Located on a relatively sleepy stretch of Collins Avenue, the Deauville was shuttered in July 2017 after the building suffered damage during an electrical fire that prompted the evacuation of all guests; just months later, the property took an additional battering from Hurricane Irma.
A protracted legal tussle soon ensued when the City of the Miami Beach sued the hotel’s owner, an entity owned by the Meruelo family, for failing to maintain the property following the fire-prompted closure. (The Meruelo Group, which acquired the Deauville in 2004, has been accused of intentionally allowing the historic hotel to fall into a state of neglect beyond repair.) As the condition of the abandoned building worsened, Miami-area preservationists (including the Miami-Dade Preservation League) and North Beach residents sprung into action to save the fabled property from further disrepair and potential demolition. During its glitzy mid-century heyday, the Deauville was the preferred Miami Beach haunt of a slew of notable names including Frank Sinatra, John F. Kennedy Jr., Dean Martin, and Sammy Davis Jr. Most famously, the hotel hosted The Beatles in 1964 when the Fab Four played in its legendary Napoleon Ballroom during their first stateside visit.
In March of this year, Miami-Dade Circuit Court Judge Michael Hanzman, reportedly swayed by the tragic June 2021 collapse of Champlain Towers South in neighboring Surfside, ordered that the rapidly deteriorating hotel be demolished despite the ongoing, community-led effort to spare the hotel and restore it. Work dismantling sections of the hotel commenced shortly after Hanzman’s order; a full demolition is slated for this fall, per The Real Deal.
In May, Related Companies acquired the nearly 4-acre property from the Meruelo Group for an undisclosed price and announced plans to redevelop the site following the razing of the Deauville.
“Until it fell into terrible disrepair, the Deauville was an iconic part of our history. Tragically it is now an eyesore that only drags down this area of our City,” said Miami Beach Mayor Dan Gelber in a statement. “Our vote today sets a path that honors its former glory and delivers a project that will lift up and revitalize North Beach.”

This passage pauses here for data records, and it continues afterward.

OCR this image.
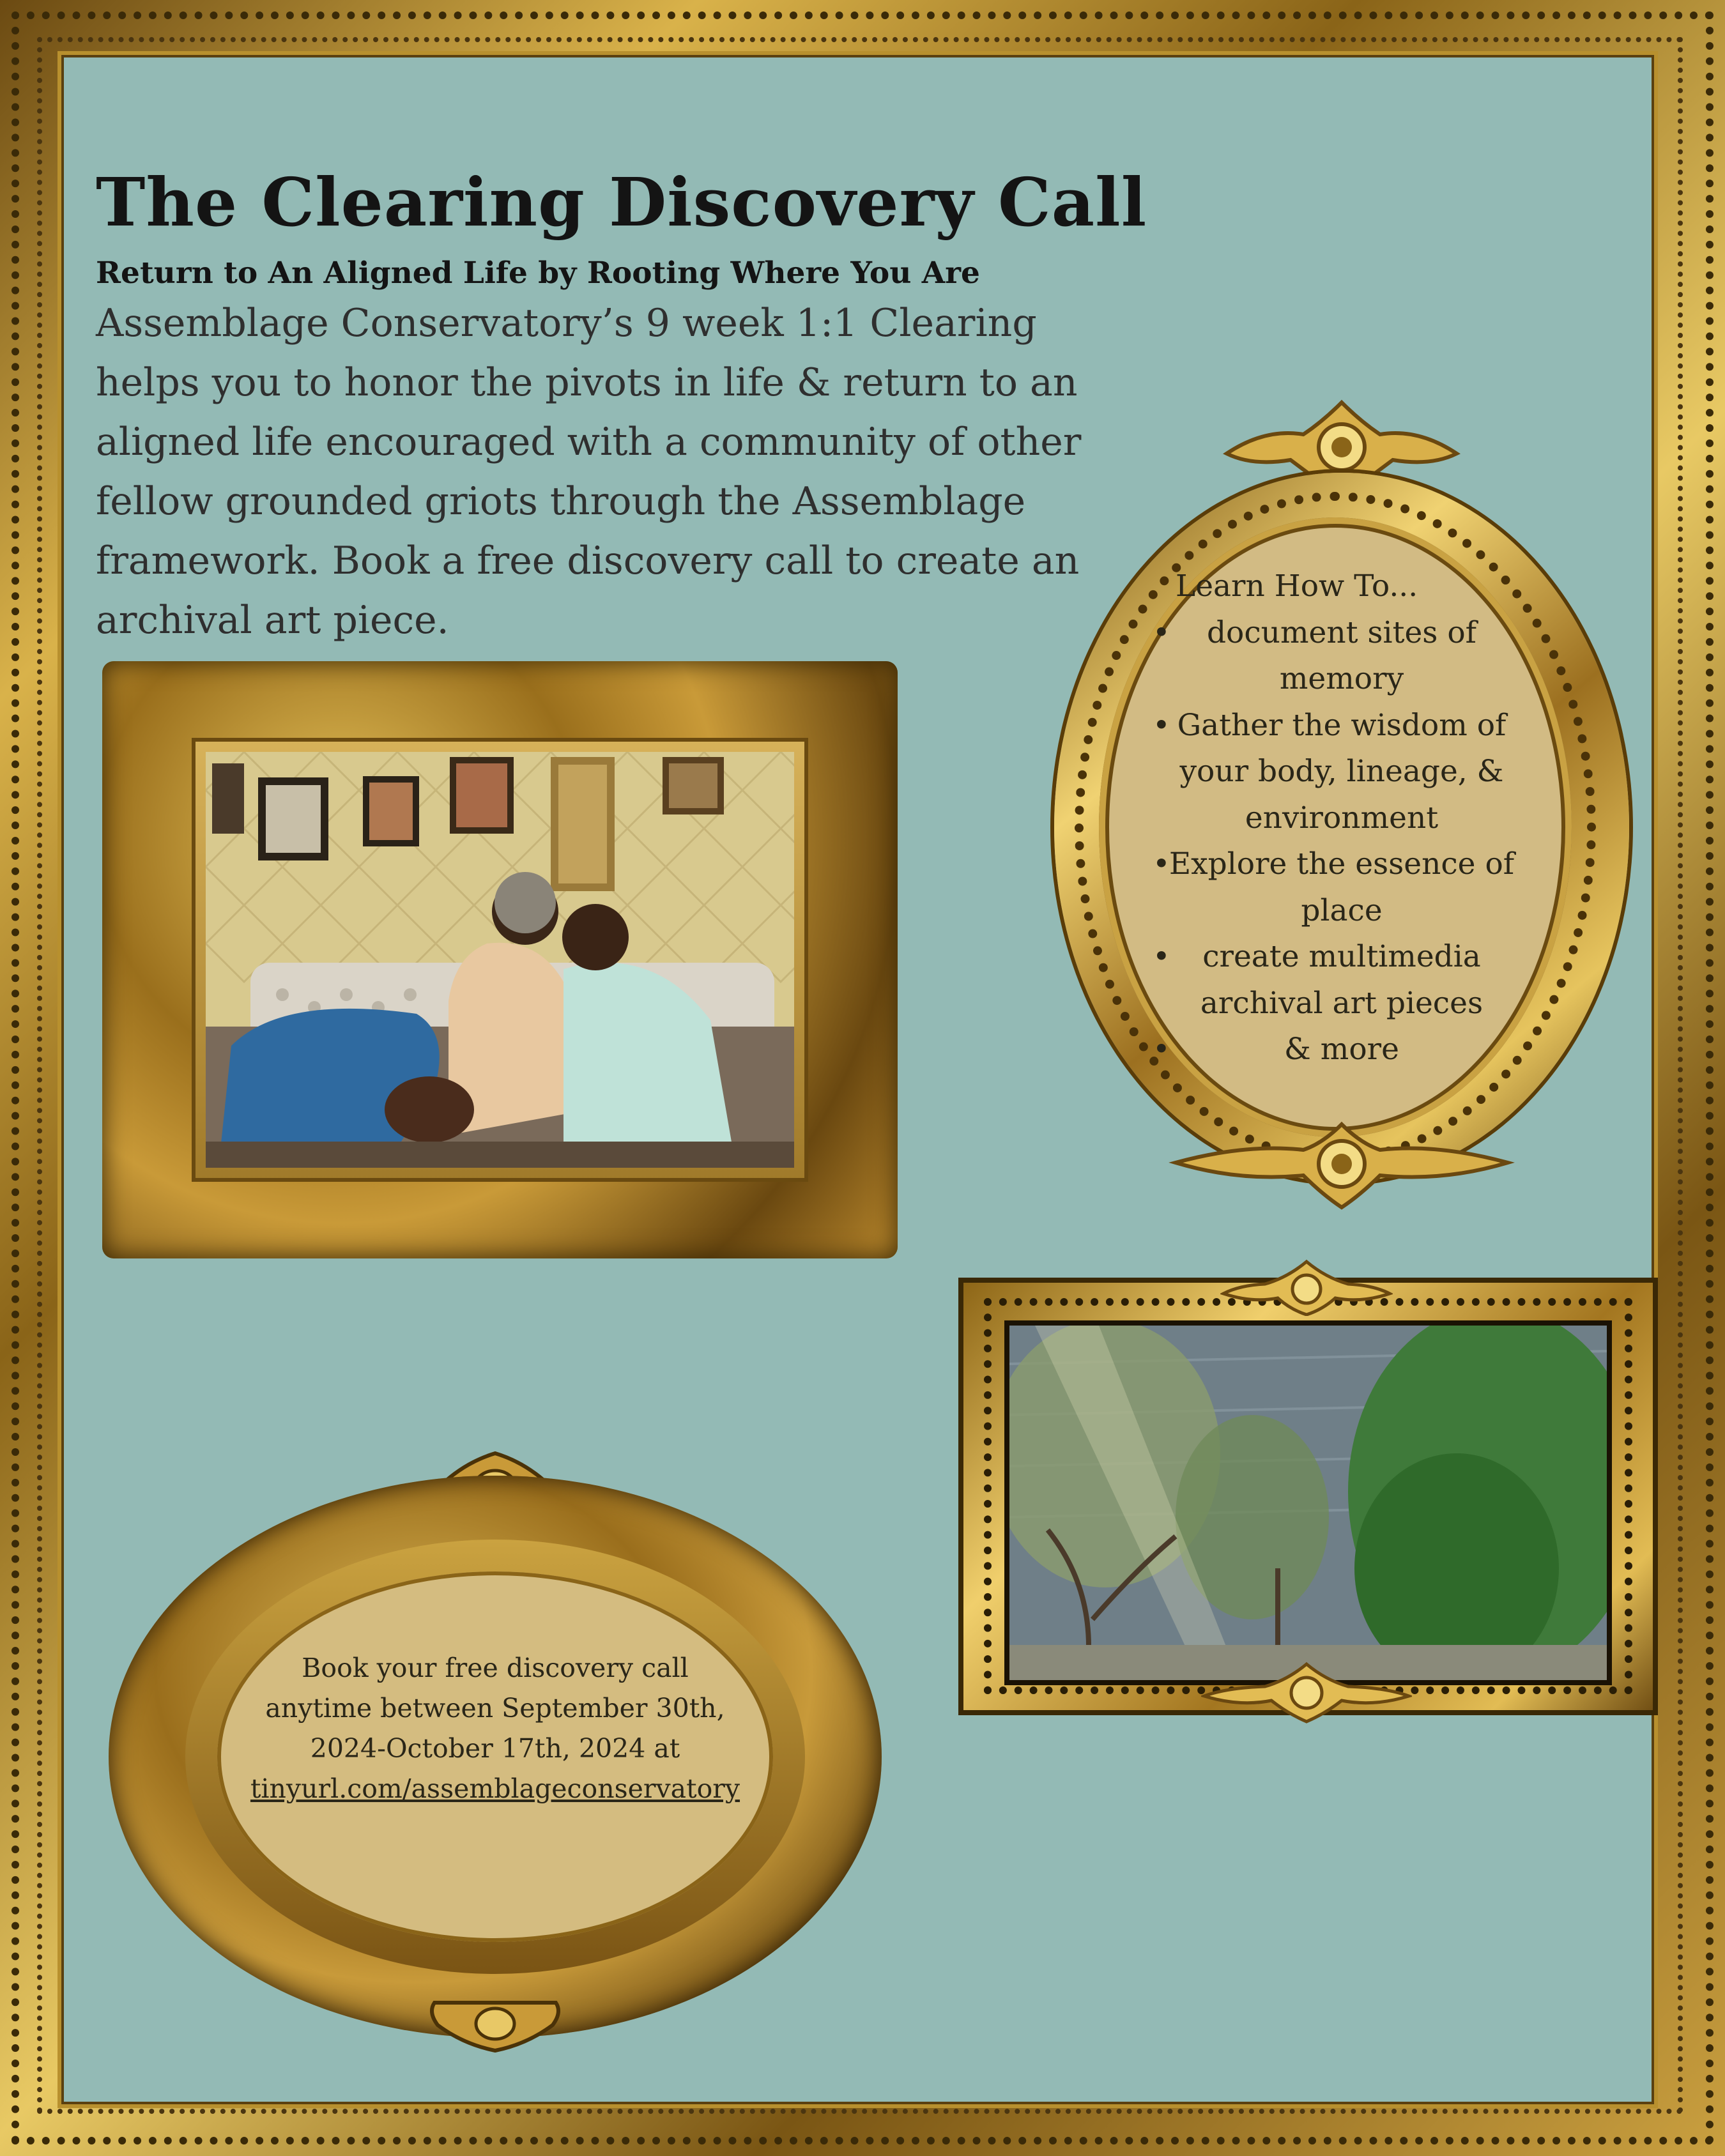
The Clearing Discovery Call
Return to An Aligned Life by Rooting Where You Are
Assemblage Conservatory’s 9 week 1:1 Clearing helps you to honor the pivots in life & return to an aligned life encouraged with a community of other fellow grounded griots through the Assemblage framework. Book a free discovery call to create an archival art piece.
Learn How To...
• document sites of memory
• Gather the wisdom of your body, lineage, & environment
• Explore the essence of place
• create multimedia archival art pieces
• & more
Book your free discovery call
anytime between September 30th,
2024-October 17th, 2024 at
tinyurl.com/assemblageconservatory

As presented to the commission during yesterday’s meeting, the redevelopment plan comes equipped with a considerable community benefits package that includes funds for a community facility at the site, initial funding for the establishment of a housing relief fund, dedicated funding for arts education in the area, a “historic” agreement with the local hotel workers union UNITE HERE Local 355, and public beach access. The project would also generate an estimated $6 million annually to the North Beach Community Redevelopment Association while producing approximately $3 million in annual resort tax for the City of Miami Beach.

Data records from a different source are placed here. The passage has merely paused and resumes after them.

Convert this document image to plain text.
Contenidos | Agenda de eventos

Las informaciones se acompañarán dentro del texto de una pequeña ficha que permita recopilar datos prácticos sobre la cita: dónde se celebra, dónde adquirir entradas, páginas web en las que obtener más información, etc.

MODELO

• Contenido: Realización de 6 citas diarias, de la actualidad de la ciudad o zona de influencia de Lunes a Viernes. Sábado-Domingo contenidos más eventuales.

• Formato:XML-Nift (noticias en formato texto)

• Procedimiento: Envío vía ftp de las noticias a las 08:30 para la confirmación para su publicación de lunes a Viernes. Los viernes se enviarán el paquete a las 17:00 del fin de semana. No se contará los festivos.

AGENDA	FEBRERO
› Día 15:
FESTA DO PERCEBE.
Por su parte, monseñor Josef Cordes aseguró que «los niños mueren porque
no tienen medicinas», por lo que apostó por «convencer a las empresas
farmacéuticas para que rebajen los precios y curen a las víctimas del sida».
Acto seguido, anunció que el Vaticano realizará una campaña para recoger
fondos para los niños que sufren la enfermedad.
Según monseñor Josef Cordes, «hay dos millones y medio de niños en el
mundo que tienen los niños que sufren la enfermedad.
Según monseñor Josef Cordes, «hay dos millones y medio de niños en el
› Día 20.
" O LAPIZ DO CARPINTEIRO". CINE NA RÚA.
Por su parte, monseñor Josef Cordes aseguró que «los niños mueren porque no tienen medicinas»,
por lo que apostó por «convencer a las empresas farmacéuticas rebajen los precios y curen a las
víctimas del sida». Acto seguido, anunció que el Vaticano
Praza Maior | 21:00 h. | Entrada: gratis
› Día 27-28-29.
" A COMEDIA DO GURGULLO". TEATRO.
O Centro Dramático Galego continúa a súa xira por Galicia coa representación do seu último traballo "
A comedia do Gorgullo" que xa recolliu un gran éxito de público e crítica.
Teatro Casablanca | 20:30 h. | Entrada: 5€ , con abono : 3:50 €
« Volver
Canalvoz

“As someone who grew up in North Beach, this project holds a special place in my heart,” said Ross. “I am thrilled that members of the Commission and the Mayor have seen how incredible a new and improved Deauville would be for North Beach, and have voted to approve it on first reading. As this process moves forward, I am hopeful that voters will see the transformational nature of this project and all it will add to the North Beach way of life, both today and for future generations.”
“If approved, redesigning the Deauville would be an unprecedented opportunity to honor the history of the site while building a new future for the community,” added Frank Gehry.

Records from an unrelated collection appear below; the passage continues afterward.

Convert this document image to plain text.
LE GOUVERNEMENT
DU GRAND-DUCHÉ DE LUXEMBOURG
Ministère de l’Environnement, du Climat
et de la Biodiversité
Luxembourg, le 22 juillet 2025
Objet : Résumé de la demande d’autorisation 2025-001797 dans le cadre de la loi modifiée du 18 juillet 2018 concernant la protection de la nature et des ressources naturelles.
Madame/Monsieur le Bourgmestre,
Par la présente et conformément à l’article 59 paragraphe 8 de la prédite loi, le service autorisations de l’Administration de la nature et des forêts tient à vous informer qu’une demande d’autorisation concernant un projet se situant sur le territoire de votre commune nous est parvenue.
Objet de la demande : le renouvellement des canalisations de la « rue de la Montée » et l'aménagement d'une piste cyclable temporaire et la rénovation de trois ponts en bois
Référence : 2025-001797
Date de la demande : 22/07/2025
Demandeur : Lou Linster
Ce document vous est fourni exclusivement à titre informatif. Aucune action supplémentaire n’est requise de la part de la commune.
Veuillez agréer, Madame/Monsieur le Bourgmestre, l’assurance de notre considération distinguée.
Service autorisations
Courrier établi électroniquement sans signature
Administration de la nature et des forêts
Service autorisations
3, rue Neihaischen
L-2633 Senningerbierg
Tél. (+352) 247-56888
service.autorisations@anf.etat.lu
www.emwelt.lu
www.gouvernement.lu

Just last month Related Companies revealed the design of another major South Florida project that’s currently in the works: One Brickell Centre, a supertall office tower in Miami’s financial district developed in partnership with Swire Partners, Inc. and designed by hometown firm Arquitectonica. When completed, that project will be the tallest non-residential skyscraper in Florida.
As for the redevelopment of the Deauville property in North Beach, AN will circle back as the approvals process moves forward and further design details are revealed.